My previous log methodology would add the following spam score to
messages with 3 or more dots. (Assuming 3 dots is the number we start
adding to the spam score.)
3 dots = 1
4 dots = 1.26
5 dots = 1.46
11 dots = 2.18
Assuming 2 dots are allowed and is the number:
3 dots = 1.58
4 dots = 2.00
5 dots = 2.32
11 dots = 3.46
I think I would be comfortable blindly adding log$Base($numberOfDots)
(when numberOfDots > $Base) to the spam score. I don't even see a need
to mess with a meta rule.
--
Grant. . . .
unix || die
Re: Proposed rule for too many dots in From
Posted by Grant Taylor <gt...@tnetconsulting.net>.

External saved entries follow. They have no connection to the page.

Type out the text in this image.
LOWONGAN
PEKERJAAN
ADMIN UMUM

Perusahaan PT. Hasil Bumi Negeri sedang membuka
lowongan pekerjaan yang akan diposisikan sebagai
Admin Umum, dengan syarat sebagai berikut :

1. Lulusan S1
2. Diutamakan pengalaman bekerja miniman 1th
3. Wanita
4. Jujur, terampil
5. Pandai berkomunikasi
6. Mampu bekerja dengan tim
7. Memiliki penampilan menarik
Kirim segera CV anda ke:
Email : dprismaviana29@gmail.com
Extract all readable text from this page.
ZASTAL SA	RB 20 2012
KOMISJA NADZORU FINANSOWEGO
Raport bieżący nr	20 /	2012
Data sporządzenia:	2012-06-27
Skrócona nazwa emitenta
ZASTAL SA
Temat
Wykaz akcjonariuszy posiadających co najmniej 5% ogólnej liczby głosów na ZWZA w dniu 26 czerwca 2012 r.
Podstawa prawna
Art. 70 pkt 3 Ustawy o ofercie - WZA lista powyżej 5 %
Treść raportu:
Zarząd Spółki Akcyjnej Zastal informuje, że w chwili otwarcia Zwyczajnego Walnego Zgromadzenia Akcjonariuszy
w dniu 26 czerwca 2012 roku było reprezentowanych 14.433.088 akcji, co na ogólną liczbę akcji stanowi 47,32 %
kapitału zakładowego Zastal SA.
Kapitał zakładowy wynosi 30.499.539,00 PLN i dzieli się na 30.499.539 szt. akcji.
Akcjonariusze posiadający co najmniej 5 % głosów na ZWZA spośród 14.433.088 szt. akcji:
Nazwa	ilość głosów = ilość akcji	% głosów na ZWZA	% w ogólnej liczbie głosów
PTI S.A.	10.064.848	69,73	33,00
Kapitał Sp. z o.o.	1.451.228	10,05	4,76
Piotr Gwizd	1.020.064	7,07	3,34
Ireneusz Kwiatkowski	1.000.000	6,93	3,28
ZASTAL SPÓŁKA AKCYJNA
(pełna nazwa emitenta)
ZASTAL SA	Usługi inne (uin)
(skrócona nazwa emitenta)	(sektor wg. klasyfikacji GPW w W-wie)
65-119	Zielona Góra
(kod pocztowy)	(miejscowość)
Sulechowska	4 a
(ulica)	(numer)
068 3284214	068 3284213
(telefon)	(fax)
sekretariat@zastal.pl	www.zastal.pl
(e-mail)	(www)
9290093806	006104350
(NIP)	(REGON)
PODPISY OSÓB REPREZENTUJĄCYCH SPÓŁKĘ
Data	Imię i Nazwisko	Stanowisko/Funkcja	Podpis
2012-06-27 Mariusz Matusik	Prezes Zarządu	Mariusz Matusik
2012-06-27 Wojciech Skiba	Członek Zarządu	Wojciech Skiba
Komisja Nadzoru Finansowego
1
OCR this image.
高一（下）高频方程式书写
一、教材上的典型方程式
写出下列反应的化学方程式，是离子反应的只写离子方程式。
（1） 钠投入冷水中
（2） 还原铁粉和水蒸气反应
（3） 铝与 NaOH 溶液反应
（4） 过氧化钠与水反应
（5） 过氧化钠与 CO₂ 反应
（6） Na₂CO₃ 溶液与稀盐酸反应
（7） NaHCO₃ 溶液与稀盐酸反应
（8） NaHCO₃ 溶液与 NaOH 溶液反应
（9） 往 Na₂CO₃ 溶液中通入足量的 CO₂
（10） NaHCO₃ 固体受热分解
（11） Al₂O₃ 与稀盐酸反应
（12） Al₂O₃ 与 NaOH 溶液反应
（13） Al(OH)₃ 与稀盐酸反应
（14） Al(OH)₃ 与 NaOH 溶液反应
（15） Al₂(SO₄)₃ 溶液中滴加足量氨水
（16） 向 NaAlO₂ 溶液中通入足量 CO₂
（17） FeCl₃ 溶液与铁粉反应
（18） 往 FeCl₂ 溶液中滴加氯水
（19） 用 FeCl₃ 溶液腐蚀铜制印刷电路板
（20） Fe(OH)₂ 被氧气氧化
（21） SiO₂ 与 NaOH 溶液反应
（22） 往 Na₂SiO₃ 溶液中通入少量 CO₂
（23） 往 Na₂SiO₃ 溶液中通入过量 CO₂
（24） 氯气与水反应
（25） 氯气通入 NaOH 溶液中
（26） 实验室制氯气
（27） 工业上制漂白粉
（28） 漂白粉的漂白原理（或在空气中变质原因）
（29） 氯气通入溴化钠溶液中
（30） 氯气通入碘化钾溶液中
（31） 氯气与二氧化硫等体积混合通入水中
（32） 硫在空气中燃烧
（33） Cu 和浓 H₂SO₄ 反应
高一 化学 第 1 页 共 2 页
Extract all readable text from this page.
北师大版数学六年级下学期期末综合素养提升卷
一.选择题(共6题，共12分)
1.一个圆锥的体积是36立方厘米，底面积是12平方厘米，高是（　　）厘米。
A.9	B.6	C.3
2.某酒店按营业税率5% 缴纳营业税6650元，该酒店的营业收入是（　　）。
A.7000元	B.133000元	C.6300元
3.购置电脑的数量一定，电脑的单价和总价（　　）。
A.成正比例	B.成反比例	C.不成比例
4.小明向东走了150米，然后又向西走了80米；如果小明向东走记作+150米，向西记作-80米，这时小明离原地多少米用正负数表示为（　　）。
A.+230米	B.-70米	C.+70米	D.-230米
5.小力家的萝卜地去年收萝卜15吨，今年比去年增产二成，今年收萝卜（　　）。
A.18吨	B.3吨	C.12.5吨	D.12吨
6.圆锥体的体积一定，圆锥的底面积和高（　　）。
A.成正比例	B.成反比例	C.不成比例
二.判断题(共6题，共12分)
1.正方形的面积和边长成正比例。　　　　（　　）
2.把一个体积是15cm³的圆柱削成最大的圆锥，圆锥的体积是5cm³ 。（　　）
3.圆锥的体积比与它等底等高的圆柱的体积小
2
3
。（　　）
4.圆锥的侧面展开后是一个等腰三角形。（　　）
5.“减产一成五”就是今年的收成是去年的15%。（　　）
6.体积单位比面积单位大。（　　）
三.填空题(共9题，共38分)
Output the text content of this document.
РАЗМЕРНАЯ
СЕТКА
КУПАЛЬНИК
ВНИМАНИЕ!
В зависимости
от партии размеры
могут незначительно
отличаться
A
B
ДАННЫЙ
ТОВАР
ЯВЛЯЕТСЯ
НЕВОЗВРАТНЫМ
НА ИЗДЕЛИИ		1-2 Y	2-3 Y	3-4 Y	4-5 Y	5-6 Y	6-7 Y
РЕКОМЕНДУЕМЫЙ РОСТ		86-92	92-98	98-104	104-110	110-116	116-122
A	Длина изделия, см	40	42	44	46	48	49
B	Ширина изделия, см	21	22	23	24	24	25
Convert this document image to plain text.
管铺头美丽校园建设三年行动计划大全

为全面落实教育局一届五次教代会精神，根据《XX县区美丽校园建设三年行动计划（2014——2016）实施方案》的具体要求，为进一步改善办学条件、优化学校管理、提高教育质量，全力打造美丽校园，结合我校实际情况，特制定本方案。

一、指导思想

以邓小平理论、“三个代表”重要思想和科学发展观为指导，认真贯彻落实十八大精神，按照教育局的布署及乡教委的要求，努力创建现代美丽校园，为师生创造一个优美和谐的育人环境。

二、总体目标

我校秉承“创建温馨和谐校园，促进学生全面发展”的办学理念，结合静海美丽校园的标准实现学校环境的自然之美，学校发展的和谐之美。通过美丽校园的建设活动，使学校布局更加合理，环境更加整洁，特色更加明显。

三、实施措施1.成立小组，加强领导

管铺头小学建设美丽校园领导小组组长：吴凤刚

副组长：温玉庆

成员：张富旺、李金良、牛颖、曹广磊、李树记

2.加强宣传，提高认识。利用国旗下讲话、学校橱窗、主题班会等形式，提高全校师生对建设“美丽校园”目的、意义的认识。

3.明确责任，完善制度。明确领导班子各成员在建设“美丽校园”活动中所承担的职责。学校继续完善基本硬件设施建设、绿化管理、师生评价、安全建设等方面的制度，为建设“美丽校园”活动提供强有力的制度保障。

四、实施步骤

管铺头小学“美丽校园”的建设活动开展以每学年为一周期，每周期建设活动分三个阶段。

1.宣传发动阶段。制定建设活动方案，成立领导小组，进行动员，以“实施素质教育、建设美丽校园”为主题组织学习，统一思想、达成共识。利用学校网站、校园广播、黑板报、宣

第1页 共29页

On 12/20/18 7:54 PM, Amir Caspi wrote:
> Some of the ones with equal-signs look like bounce addresses from
> envelopes, that would not be in the From header.
I'm going back through and analyzing how I'm extracting data and trying
to satisfactorily explain some oddities. I don't think there will be
any significant change in the numbers. But it wouldn't be the first
time I was wrong about something, even today.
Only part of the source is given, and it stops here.